К этому времени мы были с ним, как одно. Я восхищался его умом, природным артистизмом, целовал ему руки виновато, если сердил чем-либо. Он бросался целовать мои. Ласкался как женщина, как ребенок. Так бывало у него с Дельвигом. Старался обрадовать меня, чем умел — новым правильным суждением, хотя бы. Он так доверял мне, называл единственным другом в непонятном мире, где без меня погиб бы от одиночества. О нас двоих говорил «мы», ученые попечители были — «они». Каждая его боль становилась моею.
Я уже предавал интересы Науки, когда выключал аппараты-шпионы, если он был доверителен. Но на этот раз… О, подлость! Я рассказал о замеченном новом виде тайного труда Бородину, и он приказал любою ценою увидеть писанье Пушкина. Ценою стало предательство — подглядеть то, что утаивала даже от меня эта искренняя душа.
Я обманул его, сказал, что уеду на весь день, и, пока он подвергался ежедневному обследованию — я подло предусмотрел, чтобы он не вошел внезапно, — как мерзкий вор, прокрался в его комнату с заранее приготовленными вторыми ключами. Подлая рука, которую он дружески целовал, открыла его бюро.
Там беспорядочно были разбросаны тетради и листочки, исписанные знакомым летящим почерком, покрытые набросками рисунков, среди которых мелькало и мое лицо. В тетрадях были переписаны его собственные старые стихи.
Зачем? Пушкин постигал себя прежнего? Пытался войти в привычные ритмы? Или переписывал, чтобы легче их «выдолбить»?.. На листочках были отдельные невразумительные строчки, слова, столбики рифм… а чаще мелькало: «проба пера… А. Пушкин… проба пера…» Вот и все.
Я снова запер ящики и едва удержался, чтобы не пустить себе пулю в висок. Великий Пушкин становился жалок…
Но он совсем не выглядел жалким, когда сидел за книгами. Его суждения о прочитанном, узнанном были неисчерпаемы. Прозу он начал изучать с «натуральной школы», которой оказался родоначальником, о чем узнал от меня, и удивился: он позабыл о «Повестях Белкина». Многие проблемы прозаического творчества были им уже поставлены в прежних критических статьях и высказываниях, он их и нынче отстаивал.
— Зачем такую манеру зовут «потоком сознания»? Вряд ли кто думает с придаточными предложениями. И почему так длинно? Тут в каждой фразе торчат уши автора. Хвала ему, что умеет передать мысли и волнения героя, мы так не умели.
Не мирился с нашей классификацией жанров и направлений, впрочем соглашаясь, что это нужно для нужд педагогических.
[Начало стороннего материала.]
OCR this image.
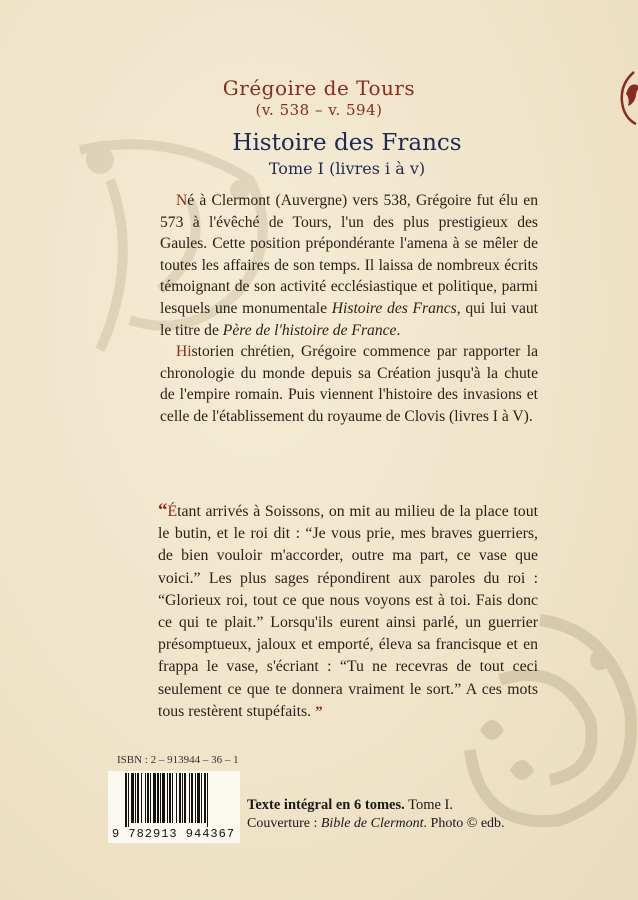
Grégoire de Tours
(v. 538 – v. 594)
Histoire des Francs
Tome I (livres i à v)

Né à Clermont (Auvergne) vers 538, Grégoire fut élu en 573 à l'évêché de Tours, l'un des plus prestigieux des Gaules. Cette position prépondérante l'amena à se mêler de toutes les affaires de son temps. Il laissa de nombreux écrits témoignant de son activité ecclésiastique et politique, parmi lesquels une monumentale Histoire des Francs, qui lui vaut le titre de Père de l'histoire de France.

Historien chrétien, Grégoire commence par rapporter la chronologie du monde depuis sa Création jusqu'à la chute de l'empire romain. Puis viennent l'histoire des invasions et celle de l'établissement du royaume de Clovis (livres I à V).

“Étant arrivés à Soissons, on mit au milieu de la place tout le butin, et le roi dit : “Je vous prie, mes braves guerriers, de bien vouloir m'accorder, outre ma part, ce vase que voici.” Les plus sages répondirent aux paroles du roi : “Glorieux roi, tout ce que nous voyons est à toi. Fais donc ce qui te plait.” Lorsqu'ils eurent ainsi parlé, un guerrier présomptueux, jaloux et emporté, éleva sa francisque et en frappa le vase, s'écriant : “Tu ne recevras de tout ceci seulement ce que te donnera vraiment le sort.” A ces mots tous restèrent stupéfaits. ”
ISBN : 2 – 913944 – 36 – 1
9 782913 944367
Texte intégral en 6 tomes. Tome I.
Couverture : Bible de Clermont. Photo © edb.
Не берусь передать блеск его суждений, часто развивающих его прежние собственные критические и облеченные в поэтическую форму мысли. Но ввести его в границы наших представлений и толкований было почти невозможно. Только о границах документальности и вымысла, особенно в жанре историческом, мы с ним спорили, как современники.
Северский первый заметил, что Пушкин все больше теоретизирует, проявляя все большую ученость. Он стал предпочитать критические статьи: они лучше раскрывали ему «степень высоты всей литературы». Вначале его обрадовало, что критика перестала быть «частным суждением», стала оружием идеологического воспитания, но затем он стал утверждать, что такая «государственная», как он говорил, критика с «заданными» мнениями стирает подлинное лицо художника и мешает читателю. Творчеством же управлять нельзя.
Суждения его все чаще становились негативными. Так, он однажды спросил меня: так ли в нашей жизни все безоблачно? Неужто нет и теней! — Я дал ему несколько современных романов, сохранивших следы реализма критического, но он сказал, что у нас много осталось от его времени. И «прямо учуял», где «старая его приятельница — цензура» «когтями вырывала» куски, и многое у писателя осталось недосказанным.
Фундаментом его самостоятельных суждений была его огромная, непостижимая даже Северцеву эрудиция и прошлый опыт в формировании его собственных мнений, часто непоколебимых. Все-таки, вмещая новое, он оставался мыслителем своего времени, наше не вмещалось в ум.
7. Распалась связь времен…
Постепенно он вошел в жизнь советской страны, все меньше по виду отличался от нас всех, что, впрочем, отняло у него часть обаяния. Регулярно читал газеты, смотрел передачи, заметив, что телевидение разрушило и пространственные представления: мы одновременно и здесь и там. Скорбел и радовался вместе со всем народом. Внимателен стал к пульсу новой общественной жизни, но полностью всего вместить, принять просто не мог.
Прежде он недоумевал: если народ его, Пушкина, любит, зачем же его «скрывать»? Теперь он инкогнито свое раскрыть не желал сам. Настойчиво просил освободить его от опеки ученых и мечтал «удрать от науки», утонуть в народном море, раствориться в нем как частное лицо, как безвестный скиталец.